Canonical should pay someone to do a posix compatibility review which should reveal a lot because I have compared the gnu source to posix docs to the rust code for a handful of commands and gnu and posix are mostly the same while the rust tools deviate in all kinds of small and big ways.
max123246@reddit
I don't understand how big shifts like this happen but I can't even convince people at work to not copy paste code everywhere ):
tsammons@reddit
The amount of apologetics over in r/linux for this level of unprofessionalism is mind boggling.
frankster@reddit
kind of like bash shell scripts vs posix shell scripts. some stuff doesn't work when you use it in a different shell to the one you tested against.
josefx@reddit
More like http desync attacks, where both front and backend claim to parse http, but both disagree on what they see.
thomasfr@reddit
more kind of like the difference between gnu coreutils and bsd or one of the other unicies but probably with even worse/more differences.

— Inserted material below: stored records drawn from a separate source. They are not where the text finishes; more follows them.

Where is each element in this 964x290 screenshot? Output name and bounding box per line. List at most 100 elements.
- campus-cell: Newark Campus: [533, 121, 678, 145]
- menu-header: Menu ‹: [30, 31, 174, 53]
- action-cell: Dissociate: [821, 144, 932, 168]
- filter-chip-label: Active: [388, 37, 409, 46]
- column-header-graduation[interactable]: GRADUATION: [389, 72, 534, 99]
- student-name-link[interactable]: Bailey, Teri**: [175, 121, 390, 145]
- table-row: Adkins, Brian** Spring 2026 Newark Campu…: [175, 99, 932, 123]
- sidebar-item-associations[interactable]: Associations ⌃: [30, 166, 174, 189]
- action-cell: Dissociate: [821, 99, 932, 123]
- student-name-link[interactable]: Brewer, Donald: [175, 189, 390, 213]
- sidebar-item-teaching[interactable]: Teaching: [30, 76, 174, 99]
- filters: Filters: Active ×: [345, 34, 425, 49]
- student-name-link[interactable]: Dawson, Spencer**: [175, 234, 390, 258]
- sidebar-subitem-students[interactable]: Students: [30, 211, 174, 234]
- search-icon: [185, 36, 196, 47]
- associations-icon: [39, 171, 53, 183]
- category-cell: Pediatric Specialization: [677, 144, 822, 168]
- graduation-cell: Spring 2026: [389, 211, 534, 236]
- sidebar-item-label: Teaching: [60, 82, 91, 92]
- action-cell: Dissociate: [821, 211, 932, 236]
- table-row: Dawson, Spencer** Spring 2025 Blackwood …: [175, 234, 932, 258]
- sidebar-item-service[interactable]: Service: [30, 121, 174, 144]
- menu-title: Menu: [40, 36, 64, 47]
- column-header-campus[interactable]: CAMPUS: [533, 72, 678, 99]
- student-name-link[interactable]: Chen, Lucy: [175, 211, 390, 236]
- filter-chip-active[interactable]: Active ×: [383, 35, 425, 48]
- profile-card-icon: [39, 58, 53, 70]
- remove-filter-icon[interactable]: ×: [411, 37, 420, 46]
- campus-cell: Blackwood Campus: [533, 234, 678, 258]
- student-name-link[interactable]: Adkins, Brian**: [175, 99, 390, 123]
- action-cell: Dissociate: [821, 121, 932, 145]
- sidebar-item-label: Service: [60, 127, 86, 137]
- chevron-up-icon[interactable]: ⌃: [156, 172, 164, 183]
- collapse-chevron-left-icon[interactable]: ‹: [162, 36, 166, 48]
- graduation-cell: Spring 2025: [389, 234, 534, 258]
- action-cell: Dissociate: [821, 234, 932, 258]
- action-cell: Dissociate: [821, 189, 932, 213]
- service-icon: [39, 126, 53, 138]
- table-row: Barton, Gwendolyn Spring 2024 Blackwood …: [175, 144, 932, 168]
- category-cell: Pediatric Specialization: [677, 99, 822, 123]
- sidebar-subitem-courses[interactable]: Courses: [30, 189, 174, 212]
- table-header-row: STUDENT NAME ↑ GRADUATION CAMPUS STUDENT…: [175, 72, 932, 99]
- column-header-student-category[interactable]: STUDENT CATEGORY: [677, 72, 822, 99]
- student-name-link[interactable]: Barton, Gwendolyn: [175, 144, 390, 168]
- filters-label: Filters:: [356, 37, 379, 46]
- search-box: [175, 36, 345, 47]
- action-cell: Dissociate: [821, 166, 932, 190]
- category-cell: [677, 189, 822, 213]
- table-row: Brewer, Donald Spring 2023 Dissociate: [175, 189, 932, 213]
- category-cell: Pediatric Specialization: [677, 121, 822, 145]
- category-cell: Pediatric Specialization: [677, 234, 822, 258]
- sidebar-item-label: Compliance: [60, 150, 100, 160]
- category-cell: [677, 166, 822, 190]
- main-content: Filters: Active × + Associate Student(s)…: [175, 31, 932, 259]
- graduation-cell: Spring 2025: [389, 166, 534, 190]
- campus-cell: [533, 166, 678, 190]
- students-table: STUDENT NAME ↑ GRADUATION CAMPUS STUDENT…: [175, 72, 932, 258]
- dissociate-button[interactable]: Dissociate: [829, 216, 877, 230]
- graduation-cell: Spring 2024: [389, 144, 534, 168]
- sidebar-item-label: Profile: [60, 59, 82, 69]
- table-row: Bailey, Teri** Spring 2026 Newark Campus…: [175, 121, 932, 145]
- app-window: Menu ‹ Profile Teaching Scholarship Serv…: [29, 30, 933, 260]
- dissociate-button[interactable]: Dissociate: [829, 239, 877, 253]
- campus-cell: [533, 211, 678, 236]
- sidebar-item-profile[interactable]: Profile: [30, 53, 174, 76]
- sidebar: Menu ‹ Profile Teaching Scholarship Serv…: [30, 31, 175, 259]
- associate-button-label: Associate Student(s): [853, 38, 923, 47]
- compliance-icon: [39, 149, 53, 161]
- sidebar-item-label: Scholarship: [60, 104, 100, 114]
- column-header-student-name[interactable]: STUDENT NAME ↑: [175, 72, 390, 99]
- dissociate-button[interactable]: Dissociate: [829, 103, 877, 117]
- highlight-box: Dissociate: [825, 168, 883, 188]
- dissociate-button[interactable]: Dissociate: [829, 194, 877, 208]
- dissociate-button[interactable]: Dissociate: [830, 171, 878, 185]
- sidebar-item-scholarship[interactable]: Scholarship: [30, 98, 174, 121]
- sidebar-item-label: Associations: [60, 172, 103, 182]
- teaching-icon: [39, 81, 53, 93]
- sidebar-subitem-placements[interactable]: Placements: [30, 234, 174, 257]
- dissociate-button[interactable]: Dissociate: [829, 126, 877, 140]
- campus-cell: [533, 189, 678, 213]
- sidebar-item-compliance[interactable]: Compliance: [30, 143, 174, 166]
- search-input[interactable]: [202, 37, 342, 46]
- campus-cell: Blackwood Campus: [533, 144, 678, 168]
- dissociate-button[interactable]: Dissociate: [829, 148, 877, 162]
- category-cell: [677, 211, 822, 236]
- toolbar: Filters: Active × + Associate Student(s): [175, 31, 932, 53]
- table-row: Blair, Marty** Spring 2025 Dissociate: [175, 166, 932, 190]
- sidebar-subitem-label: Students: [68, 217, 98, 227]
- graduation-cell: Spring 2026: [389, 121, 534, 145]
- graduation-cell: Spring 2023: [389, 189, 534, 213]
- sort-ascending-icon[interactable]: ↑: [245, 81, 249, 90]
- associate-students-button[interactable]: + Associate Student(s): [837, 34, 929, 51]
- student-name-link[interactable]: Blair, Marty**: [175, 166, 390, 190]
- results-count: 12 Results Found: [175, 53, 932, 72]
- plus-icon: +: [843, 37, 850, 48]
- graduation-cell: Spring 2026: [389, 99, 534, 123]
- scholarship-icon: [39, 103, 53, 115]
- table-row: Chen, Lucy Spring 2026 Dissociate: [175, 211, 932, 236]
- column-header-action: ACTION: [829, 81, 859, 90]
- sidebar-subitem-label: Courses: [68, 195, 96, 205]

An important difference this time is that the differences between gnu and unix derivatives has "always" been like that. Now we suddenly get one linux distro that will start behaving differently from its previous versions and most other distros.
ktoks@reddit
Being different will hurt them for a while. I think they assume others will follow their lead. I guess we'll see.
thomasfr@reddit
When I installed 25.10 a month after its release the rust coreutils broke some of the main apt repository packages I depend on working for work so I replaced them with gnu again within 20 minutes to unblock me so I haven't really had any daily exposure to them at all yet.
trmetroidmaniac@reddit
The idea that Ubuntu was going to plow ahead anyway is a matter of severe concern. These are just the TOCTOU bugs they found - you should assume that sort of thing in unproven new software!
Rust is just one of the thousand cuts killing Linux as a viable OS.
Maybe-monad@reddit
It's not Rust but corporate heads making decisions based on hype instead of evidence
levelstar01@reddit
You mean the language without any sort of directory handle support has TOCTOU issues? You're telling me this for the first time.